Break-out techniques
Break-out can be performed in various ways. In a mass procedure, usually applied in very large hatcheries, several people work as a team to open the unhatched eggs one by one and report the results to a ‘secretary’. The data collected is gathered in a continuous database, such as an Excel spreadsheet, which can be used to analyse trends. The break-out results collected during the different phases of the incubation process can be collated, and the resulting analysis makes it possible to identify trends and make comparisons between flocks and with breed or company standards.

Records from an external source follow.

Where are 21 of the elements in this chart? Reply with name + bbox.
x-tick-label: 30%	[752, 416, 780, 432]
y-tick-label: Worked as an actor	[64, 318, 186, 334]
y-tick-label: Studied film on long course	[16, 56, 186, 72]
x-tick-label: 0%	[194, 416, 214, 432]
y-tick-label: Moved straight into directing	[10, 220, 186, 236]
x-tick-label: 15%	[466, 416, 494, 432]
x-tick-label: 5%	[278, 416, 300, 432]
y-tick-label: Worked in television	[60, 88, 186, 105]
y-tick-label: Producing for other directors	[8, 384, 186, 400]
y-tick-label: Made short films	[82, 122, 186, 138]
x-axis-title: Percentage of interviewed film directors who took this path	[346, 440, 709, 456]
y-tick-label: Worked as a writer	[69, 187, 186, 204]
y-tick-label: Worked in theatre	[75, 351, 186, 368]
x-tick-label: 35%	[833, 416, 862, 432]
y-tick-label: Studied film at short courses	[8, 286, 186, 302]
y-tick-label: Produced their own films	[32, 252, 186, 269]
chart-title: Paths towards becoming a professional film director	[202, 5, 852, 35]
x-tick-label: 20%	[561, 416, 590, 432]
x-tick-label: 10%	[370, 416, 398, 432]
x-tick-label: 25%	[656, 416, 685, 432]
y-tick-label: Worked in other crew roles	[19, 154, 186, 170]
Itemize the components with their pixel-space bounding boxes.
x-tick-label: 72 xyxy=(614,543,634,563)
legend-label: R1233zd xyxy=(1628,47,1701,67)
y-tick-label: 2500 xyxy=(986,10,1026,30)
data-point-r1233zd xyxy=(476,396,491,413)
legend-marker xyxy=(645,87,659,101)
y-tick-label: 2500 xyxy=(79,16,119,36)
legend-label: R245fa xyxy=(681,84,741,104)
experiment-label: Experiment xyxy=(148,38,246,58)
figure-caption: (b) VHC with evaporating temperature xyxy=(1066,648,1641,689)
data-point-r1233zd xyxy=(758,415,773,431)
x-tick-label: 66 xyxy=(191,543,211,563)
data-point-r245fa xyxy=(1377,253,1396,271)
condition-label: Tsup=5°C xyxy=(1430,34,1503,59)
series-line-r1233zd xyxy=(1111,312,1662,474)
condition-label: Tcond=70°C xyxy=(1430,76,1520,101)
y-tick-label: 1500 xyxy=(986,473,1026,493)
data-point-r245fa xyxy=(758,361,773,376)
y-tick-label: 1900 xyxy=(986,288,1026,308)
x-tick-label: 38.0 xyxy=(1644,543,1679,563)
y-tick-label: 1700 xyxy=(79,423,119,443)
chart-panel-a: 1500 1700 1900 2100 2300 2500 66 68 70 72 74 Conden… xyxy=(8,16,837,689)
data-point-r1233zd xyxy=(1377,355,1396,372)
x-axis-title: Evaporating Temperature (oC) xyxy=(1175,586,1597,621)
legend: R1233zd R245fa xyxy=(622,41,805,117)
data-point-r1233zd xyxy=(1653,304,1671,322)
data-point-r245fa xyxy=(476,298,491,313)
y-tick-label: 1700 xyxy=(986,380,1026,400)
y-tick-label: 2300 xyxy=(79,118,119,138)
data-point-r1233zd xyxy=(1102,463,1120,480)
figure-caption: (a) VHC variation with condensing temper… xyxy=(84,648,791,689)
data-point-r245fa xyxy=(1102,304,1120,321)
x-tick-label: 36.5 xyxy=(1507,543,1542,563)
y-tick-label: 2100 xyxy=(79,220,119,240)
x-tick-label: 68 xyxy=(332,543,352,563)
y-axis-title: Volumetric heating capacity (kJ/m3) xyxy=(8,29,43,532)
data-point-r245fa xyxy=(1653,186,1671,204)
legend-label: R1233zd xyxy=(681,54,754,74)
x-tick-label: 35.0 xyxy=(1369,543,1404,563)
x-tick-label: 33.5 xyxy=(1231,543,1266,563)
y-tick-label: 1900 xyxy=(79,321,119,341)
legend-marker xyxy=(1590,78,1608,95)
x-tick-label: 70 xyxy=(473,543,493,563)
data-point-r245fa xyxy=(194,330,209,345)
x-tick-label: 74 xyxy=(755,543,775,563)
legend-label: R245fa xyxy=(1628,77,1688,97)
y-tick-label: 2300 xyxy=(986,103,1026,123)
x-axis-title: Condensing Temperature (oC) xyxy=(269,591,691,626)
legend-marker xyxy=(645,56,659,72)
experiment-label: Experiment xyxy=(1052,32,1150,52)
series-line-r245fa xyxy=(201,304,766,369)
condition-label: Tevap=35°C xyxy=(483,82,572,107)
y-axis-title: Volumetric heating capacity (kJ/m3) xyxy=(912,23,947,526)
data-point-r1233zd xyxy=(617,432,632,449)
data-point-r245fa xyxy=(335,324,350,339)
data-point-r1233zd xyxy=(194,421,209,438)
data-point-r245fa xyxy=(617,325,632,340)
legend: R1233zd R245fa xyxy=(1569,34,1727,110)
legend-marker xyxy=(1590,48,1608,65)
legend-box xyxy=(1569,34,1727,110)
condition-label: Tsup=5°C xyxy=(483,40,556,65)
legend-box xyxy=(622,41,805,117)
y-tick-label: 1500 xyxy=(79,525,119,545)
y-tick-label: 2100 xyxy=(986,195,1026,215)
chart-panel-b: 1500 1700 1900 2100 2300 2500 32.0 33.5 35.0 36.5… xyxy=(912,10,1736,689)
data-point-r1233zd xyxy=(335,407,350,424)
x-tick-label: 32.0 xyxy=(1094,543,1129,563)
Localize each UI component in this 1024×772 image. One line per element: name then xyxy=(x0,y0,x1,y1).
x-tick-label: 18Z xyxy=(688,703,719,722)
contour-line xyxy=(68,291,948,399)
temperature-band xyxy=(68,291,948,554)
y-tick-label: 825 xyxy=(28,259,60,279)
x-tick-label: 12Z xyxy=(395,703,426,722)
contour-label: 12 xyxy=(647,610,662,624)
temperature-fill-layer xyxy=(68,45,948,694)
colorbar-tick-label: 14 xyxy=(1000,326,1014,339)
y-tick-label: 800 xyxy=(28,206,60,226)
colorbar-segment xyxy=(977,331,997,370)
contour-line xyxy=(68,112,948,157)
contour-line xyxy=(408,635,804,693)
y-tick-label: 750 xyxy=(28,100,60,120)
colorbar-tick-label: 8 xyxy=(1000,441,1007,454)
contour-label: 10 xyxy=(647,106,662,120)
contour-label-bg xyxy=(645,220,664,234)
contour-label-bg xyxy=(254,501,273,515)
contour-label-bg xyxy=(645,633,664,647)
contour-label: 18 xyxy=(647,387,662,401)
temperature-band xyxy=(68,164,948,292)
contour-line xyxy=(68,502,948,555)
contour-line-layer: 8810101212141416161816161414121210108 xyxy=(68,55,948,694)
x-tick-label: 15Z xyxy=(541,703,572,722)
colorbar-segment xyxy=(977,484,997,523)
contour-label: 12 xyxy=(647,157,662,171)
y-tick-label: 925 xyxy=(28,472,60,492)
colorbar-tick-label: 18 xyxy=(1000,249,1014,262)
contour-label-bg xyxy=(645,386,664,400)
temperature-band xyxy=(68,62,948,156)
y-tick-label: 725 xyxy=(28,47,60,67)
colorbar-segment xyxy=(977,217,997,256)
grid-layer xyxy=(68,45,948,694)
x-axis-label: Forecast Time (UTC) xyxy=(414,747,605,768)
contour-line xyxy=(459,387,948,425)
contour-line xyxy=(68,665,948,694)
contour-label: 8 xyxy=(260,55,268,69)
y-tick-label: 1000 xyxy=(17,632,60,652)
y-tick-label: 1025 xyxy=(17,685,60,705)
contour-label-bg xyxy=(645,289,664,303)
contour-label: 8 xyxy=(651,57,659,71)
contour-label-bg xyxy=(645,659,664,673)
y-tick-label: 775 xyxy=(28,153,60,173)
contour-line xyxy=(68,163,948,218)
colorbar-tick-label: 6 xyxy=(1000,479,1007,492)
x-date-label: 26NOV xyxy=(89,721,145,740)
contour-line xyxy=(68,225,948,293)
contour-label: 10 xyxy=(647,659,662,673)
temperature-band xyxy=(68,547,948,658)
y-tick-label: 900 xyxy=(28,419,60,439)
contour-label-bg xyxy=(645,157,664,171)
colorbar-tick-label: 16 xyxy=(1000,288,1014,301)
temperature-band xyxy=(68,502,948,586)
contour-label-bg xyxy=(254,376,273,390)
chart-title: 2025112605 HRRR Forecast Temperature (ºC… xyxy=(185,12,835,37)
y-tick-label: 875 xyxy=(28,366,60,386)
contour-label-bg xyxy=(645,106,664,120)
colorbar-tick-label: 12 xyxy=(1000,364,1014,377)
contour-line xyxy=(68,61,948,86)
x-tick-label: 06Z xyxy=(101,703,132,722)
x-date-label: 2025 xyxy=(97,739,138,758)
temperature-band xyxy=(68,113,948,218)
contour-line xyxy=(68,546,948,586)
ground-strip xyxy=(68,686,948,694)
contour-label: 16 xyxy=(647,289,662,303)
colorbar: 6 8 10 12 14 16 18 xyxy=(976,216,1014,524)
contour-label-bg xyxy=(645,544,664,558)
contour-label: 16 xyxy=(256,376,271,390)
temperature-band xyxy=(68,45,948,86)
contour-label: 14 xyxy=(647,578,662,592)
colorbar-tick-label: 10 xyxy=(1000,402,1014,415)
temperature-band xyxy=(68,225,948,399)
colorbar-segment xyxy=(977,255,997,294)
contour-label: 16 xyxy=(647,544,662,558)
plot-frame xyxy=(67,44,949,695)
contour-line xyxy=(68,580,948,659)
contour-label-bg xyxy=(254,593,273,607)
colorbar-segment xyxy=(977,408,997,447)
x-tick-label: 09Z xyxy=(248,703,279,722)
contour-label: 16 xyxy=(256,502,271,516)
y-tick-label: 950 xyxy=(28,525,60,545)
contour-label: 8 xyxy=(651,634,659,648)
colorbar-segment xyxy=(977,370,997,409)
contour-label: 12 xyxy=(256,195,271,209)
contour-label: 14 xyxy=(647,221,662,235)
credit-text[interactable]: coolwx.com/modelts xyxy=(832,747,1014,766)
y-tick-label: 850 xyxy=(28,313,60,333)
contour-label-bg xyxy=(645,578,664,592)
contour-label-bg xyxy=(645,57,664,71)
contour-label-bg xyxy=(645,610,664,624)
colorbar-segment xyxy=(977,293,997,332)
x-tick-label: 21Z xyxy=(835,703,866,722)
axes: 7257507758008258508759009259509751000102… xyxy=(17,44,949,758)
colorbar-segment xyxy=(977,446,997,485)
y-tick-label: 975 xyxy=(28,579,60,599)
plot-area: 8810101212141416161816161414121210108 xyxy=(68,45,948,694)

If break-out is performed less systematically, a simplified method can be applied. In this case, a sufficient sample of unhatched eggs is opened and categorised on trays by type. For reliable data, the sample should be based on six to 10 hatcher baskets, representing about 1,000 eggs set. Such a physical overview of the analysed debris is worthwhile, as any category that is found to require particular attention can then be rechecked in more detail, additional questions can be formulated and a need for additional data can be expressed.
Advice
- Routinely calculate a Hatch of Fertile (HOF) coefficient.
- Make the break-out (even if a simplified method) a routine part of the hatchery programme, not just an occasional action.
- Keep it simple. Systematically collecting basic, up-to-date data is more important than collecting lots of less relevant details.
- Define your objective: a routine check or problem-solving? Adjust the system to collect data accordingly and fine-tune if necessary.
- Use your own data to develop local standards for different types of eggs, flock ages and procedures. Create a good, reliable database illustrating historical tendencies.
- Use sufficient numbers of setter trays and hatcher baskets for analysis.
- Draw conclusions based on the results of break-out in relation to the applied programmes and procedures.
- Be cautious about drawing conclusions and applying them to adjust programmes. Always back up your findings with information from other sources such as data on eggshell temperature, measured egg weight loss and the appearance of chicks.